Et pourtant il était poète dans l’âme, en ce qu’il cherchait dans un texte, avant tout, la poésie qu’il contient. Quelle différence entre lui et Mozart ! Mozart est purement musicien. Il prend un texte donné et l’habille d’une belle mélodie. Bach, au contraire, le creuse ; il l’approfondit jusqu’à ce qu’il ait trouvé l’idée qui, à ses yeux, représente l’essentiel, ce que devra illustrer la musique. Il a horreur de la musique neutre qui vient se superposer à un texte sans avoir rien de commun avec lui que le rythme et un sentiment tout à fait général. Souvent, sans doute, quand il se trouve en présence d’un texte sans idée saillante, force lui est de faire contre mauvaise fortune bon cœur. Mais avant de se résigner, il fait l’impossible pour découvrir quelque germe musical dans le texte même. Déjà la phrase musicale qu’il lui applique, est née du rythme naturel des paroles. Par là il devance Wagner. Chez Händel, on perçoit souvent un antagonisme latent entre la phrase du texte poétique et la phrase musicale qui vient se superposer à celle-ci. Par exemple, il lui arrive de fragmenter des périodes longues en plusieurs phrases, qui cessent, dès lors, de former un tout. Chez Bach, au contraire, la période musicale est modelée sur le phraser du texte. Elle en jaillit naturellement. La phrase la plus longue, il la rend par une de ses belles grandes périodes musicales dont il a le secret. De passages sans structure aucune qui, au premier abord, semblent réfractaires à toute déclamation, il tire les plus belles phrases musicales, et avec une habileté si naturelle, qu’on s’étonne de ne pas y avoir soupçonné ce phraser jusque là[3].

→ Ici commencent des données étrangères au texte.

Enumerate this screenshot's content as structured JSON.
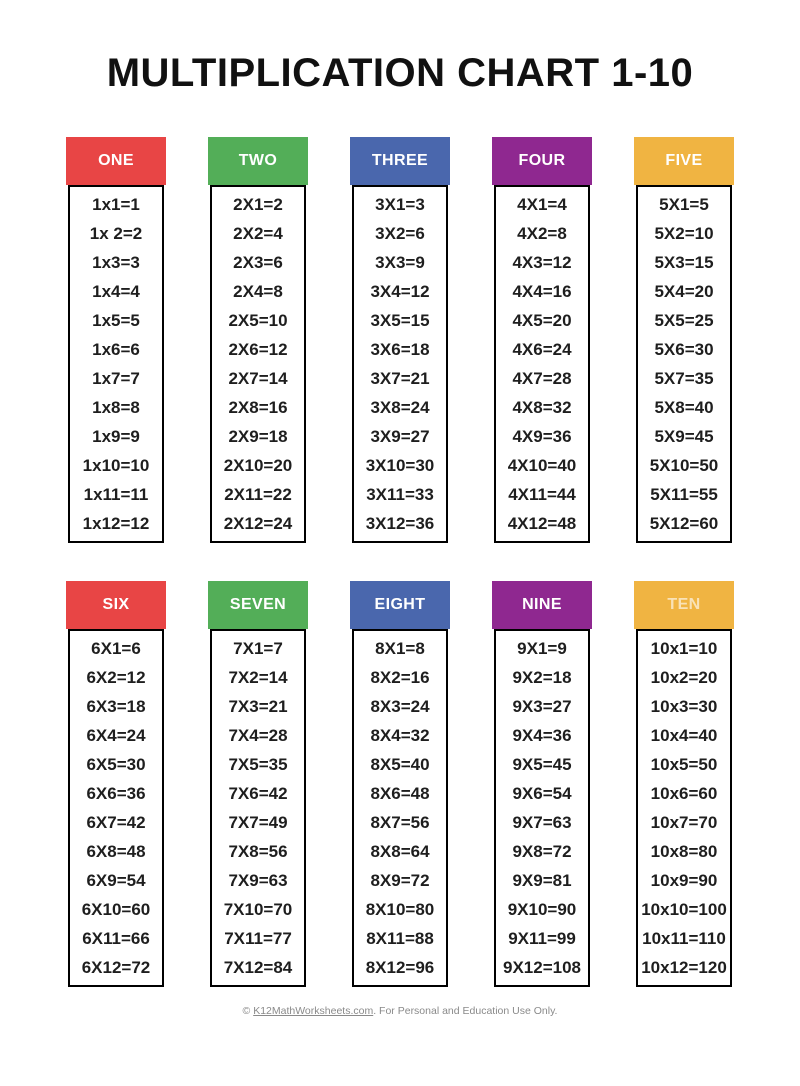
{
  "page_title": "MULTIPLICATION CHART 1-10",
  "footer": {
    "prefix": "© ",
    "link_text": "K12MathWorksheets.com",
    "suffix": ". For Personal and Education Use Only."
  },
  "colors": {
    "red": "#E84545",
    "green": "#53AE58",
    "blue": "#4A67AD",
    "purple": "#8F2890",
    "yellow": "#F0B442",
    "body_text": "#1E1E1E",
    "title_text": "#111111",
    "footer_text": "#8A8A8A"
  },
  "layout_rows": [
    [
      0,
      1,
      2,
      3,
      4
    ],
    [
      5,
      6,
      7,
      8,
      9
    ]
  ],
  "tables": [
    {
      "label": "ONE",
      "header_color": "#E84545",
      "muted_label": false,
      "facts": [
        "1x1=1",
        "1x 2=2",
        "1x3=3",
        "1x4=4",
        "1x5=5",
        "1x6=6",
        "1x7=7",
        "1x8=8",
        "1x9=9",
        "1x10=10",
        "1x11=11",
        "1x12=12"
      ]
    },
    {
      "label": "TWO",
      "header_color": "#53AE58",
      "muted_label": false,
      "facts": [
        "2X1=2",
        "2X2=4",
        "2X3=6",
        "2X4=8",
        "2X5=10",
        "2X6=12",
        "2X7=14",
        "2X8=16",
        "2X9=18",
        "2X10=20",
        "2X11=22",
        "2X12=24"
      ]
    },
    {
      "label": "THREE",
      "header_color": "#4A67AD",
      "muted_label": false,
      "facts": [
        "3X1=3",
        "3X2=6",
        "3X3=9",
        "3X4=12",
        "3X5=15",
        "3X6=18",
        "3X7=21",
        "3X8=24",
        "3X9=27",
        "3X10=30",
        "3X11=33",
        "3X12=36"
      ]
    },
    {
      "label": "FOUR",
      "header_color": "#8F2890",
      "muted_label": false,
      "facts": [
        "4X1=4",
        "4X2=8",
        "4X3=12",
        "4X4=16",
        "4X5=20",
        "4X6=24",
        "4X7=28",
        "4X8=32",
        "4X9=36",
        "4X10=40",
        "4X11=44",
        "4X12=48"
      ]
    },
    {
      "label": "FIVE",
      "header_color": "#F0B442",
      "muted_label": false,
      "facts": [
        "5X1=5",
        "5X2=10",
        "5X3=15",
        "5X4=20",
        "5X5=25",
        "5X6=30",
        "5X7=35",
        "5X8=40",
        "5X9=45",
        "5X10=50",
        "5X11=55",
        "5X12=60"
      ]
    },
    {
      "label": "SIX",
      "header_color": "#E84545",
      "muted_label": false,
      "facts": [
        "6X1=6",
        "6X2=12",
        "6X3=18",
        "6X4=24",
        "6X5=30",
        "6X6=36",
        "6X7=42",
        "6X8=48",
        "6X9=54",
        "6X10=60",
        "6X11=66",
        "6X12=72"
      ]
    },
    {
      "label": "SEVEN",
      "header_color": "#53AE58",
      "muted_label": false,
      "facts": [
        "7X1=7",
        "7X2=14",
        "7X3=21",
        "7X4=28",
        "7X5=35",
        "7X6=42",
        "7X7=49",
        "7X8=56",
        "7X9=63",
        "7X10=70",
        "7X11=77",
        "7X12=84"
      ]
    },
    {
      "label": "EIGHT",
      "header_color": "#4A67AD",
      "muted_label": false,
      "facts": [
        "8X1=8",
        "8X2=16",
        "8X3=24",
        "8X4=32",
        "8X5=40",
        "8X6=48",
        "8X7=56",
        "8X8=64",
        "8X9=72",
        "8X10=80",
        "8X11=88",
        "8X12=96"
      ]
    },
    {
      "label": "NINE",
      "header_color": "#8F2890",
      "muted_label": false,
      "facts": [
        "9X1=9",
        "9X2=18",
        "9X3=27",
        "9X4=36",
        "9X5=45",
        "9X6=54",
        "9X7=63",
        "9X8=72",
        "9X9=81",
        "9X10=90",
        "9X11=99",
        "9X12=108"
      ]
    },
    {
      "label": "TEN",
      "header_color": "#F0B442",
      "muted_label": true,
      "facts": [
        "10x1=10",
        "10x2=20",
        "10x3=30",
        "10x4=40",
        "10x5=50",
        "10x6=60",
        "10x7=70",
        "10x8=80",
        "10x9=90",
        "10x10=100",
        "10x11=110",
        "10x12=120"
      ]
    }
  ]
}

Son plus grand souci, c’est de donner au texte le relief qu’exige la musique. Peu lui importe d’amplifier le sentiment exprimé par ces paroles. Le contentement devient volontiers joie exubérante et la tristesse, douleur aiguë. Souvent il s’attache à un seul mot qui résume, à ses yeux, tout ce que le texte contient de substance musicale, et, par la composition, il lui donne une importance qu’il n’avait point en réalité. C’est ainsi que du texte de la cantate « Es ist ein trotzig und verzagtes Ding » (No. 176), il n’a réalisé en musique que le mot « trotzig » (arrogant), alors que, dans l’ensemble, il s’agit plutôt de contrition. En mainte occasion, il présente son texte sous un jour faux ; mais, toujours, l’idée qui se prête à l’expression musicale se trouve amenée au premier plan. C’est elle que la composition fait ressortir comme en travail repoussé.

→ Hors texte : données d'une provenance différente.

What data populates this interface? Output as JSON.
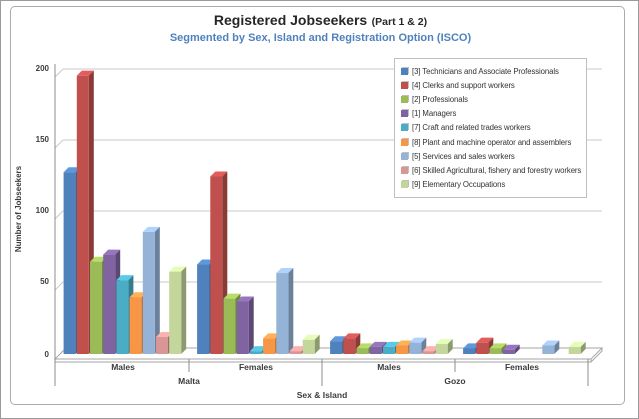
{
  "header": {
    "title_main": "Registered Jobseekers",
    "title_suffix": "(Part 1 & 2)",
    "subtitle": "Segmented by Sex, Island and Registration Option (ISCO)",
    "subtitle_color": "#4F81BD"
  },
  "chart_data": {
    "type": "bar",
    "view": "3d-clustered",
    "title": "Registered Jobseekers (Part 1 & 2)",
    "subtitle": "Segmented by Sex, Island and Registration Option (ISCO)",
    "xlabel": "Sex & Island",
    "ylabel": "Number of Jobseekers",
    "ylim": [
      0,
      200
    ],
    "yticks": [
      0,
      50,
      100,
      150,
      200
    ],
    "grid": true,
    "legend_position": "top-right",
    "categories": [
      "Males",
      "Females",
      "Males",
      "Females"
    ],
    "category_groups": [
      {
        "label": "Malta",
        "span": 2
      },
      {
        "label": "Gozo",
        "span": 2
      }
    ],
    "series": [
      {
        "name": "[3] Technicians and Associate Professionals",
        "color": "#4F81BD",
        "values": [
          128,
          63,
          9,
          4
        ]
      },
      {
        "name": "[4] Clerks and support workers",
        "color": "#C0504D",
        "values": [
          196,
          125,
          11,
          8
        ]
      },
      {
        "name": "[2] Professionals",
        "color": "#9BBB59",
        "values": [
          65,
          39,
          4,
          4
        ]
      },
      {
        "name": "[1] Managers",
        "color": "#8064A2",
        "values": [
          70,
          37,
          5,
          3
        ]
      },
      {
        "name": "[7] Craft and related trades workers",
        "color": "#4BACC6",
        "values": [
          52,
          2,
          5,
          0
        ]
      },
      {
        "name": "[8] Plant and machine operator and assemblers",
        "color": "#F79646",
        "values": [
          40,
          11,
          6,
          0
        ]
      },
      {
        "name": "[5] Services and sales workers",
        "color": "#95B3D7",
        "values": [
          86,
          57,
          8,
          6
        ]
      },
      {
        "name": "[6] Skilled Agricultural, fishery and forestry workers",
        "color": "#D99694",
        "values": [
          12,
          2,
          2,
          0
        ]
      },
      {
        "name": "[9] Elementary Occupations",
        "color": "#C3D69B",
        "values": [
          58,
          10,
          7,
          5
        ]
      }
    ]
  }
}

Son instinct dramatique n’est pas moins développé. Le plan de la Passion selon St. Matthieu, si admirablement conçu au point de vue dramatique, est de son invention. Dans chaque texte il cherche des contrastes, des oppositions, des gradations à faire valoir par la musique. C’est dans le Petit recueil de chorals (« Orgelbüchlein ») qu’éclate le mieux l’importance qu’il attache aux contrastes et aux gradations : il y dispose les chorals de manière que l’un donne du relief à l’autre. De même, dans les cantates mystiques, il oppose la crainte de la mort (Todesfurcht), à la joyeuse nostalgie de la mort (Freudige Todessehnsucht). Souvent il rehausse un texte en le commentant par un thème de choral qu’on entend dans l’orchestre. Au texte « Ich steh mit einem Fuß im Grabe » (J’ai déjà un pied dans la tombe), vient s’ajouter le choral « Dieu, agis envers moi selon ta bonté » (Cantate No. 156) ; dans un récitatif de la cantate « Wachet, betet » (Veillez et priez) No. 70, la trompette fait entendre tout à coup le choral du jugement dernier « Es ist gewißlich an der Zeit » ; dans la cantate « Sehet, wir gehen hinauf nach Jerusalem » (Voici, nous allons monter à Jérusalem) No. 159, surgit le choral de la Passion « O Haupt voll Blut und Wunden »[4].

Mais ce qui tient la plus grande place dans son œuvre, c’est la poésie picturale. Avant tout, il recherche l’image, tout différent en cela de Wagner, qui est plutôt un dramatique lyrique. Bach, lui, est plus voisin de Berlioz et plus voisin encore de Michel-Ange. S’il avait pu lui être donné de voir un tableau de Michel-Ange, nul doute qu’il n’y eût retrouvé quelque chose de son âme à lui.

Mais son âme de peintre resta ignorée de ses contemporains. Ses élèves et ses fils ne se sont pas avisés de ses instincts picturaux, pas plus qu’ils ne se sont doutés, que sa véritable grandeur, c’était d’être un poète en musique. De même Forkel, Mossevius, von Winterfeld, Bitter et Spitta. Spitta, que sa connaissance approfondie des œuvres de Bach mettait pourtant à même de voir juste, éprouve comme une appréhension à pousser ses recherches dans cette direction. Quand il ne peut faire autrement, il avoue que telle et telle page contient de la musique descriptive, sans oublier jamais d’ajouter que c’est là un pur accident auquel on aurait tort d’attacher quelque importance. Ces exemples, pour lui, sont des curiosités, rien de plus. En toute occasion, il affirme que la musique de Bach est au dessus de « puérilités » de ce genre, qu’elle est de la musique pure, la seule qui soit classique. Cette appréhension l’égaré. La crainte qu’un jour on ne vînt à découvrir chez Bach de la musique descriptive, et que cette découverte ne portât atteinte à sa réputation d’auteur classique, l’empêchent de s’apercevoir du rôle qu’elle joue dans ses compositions[5].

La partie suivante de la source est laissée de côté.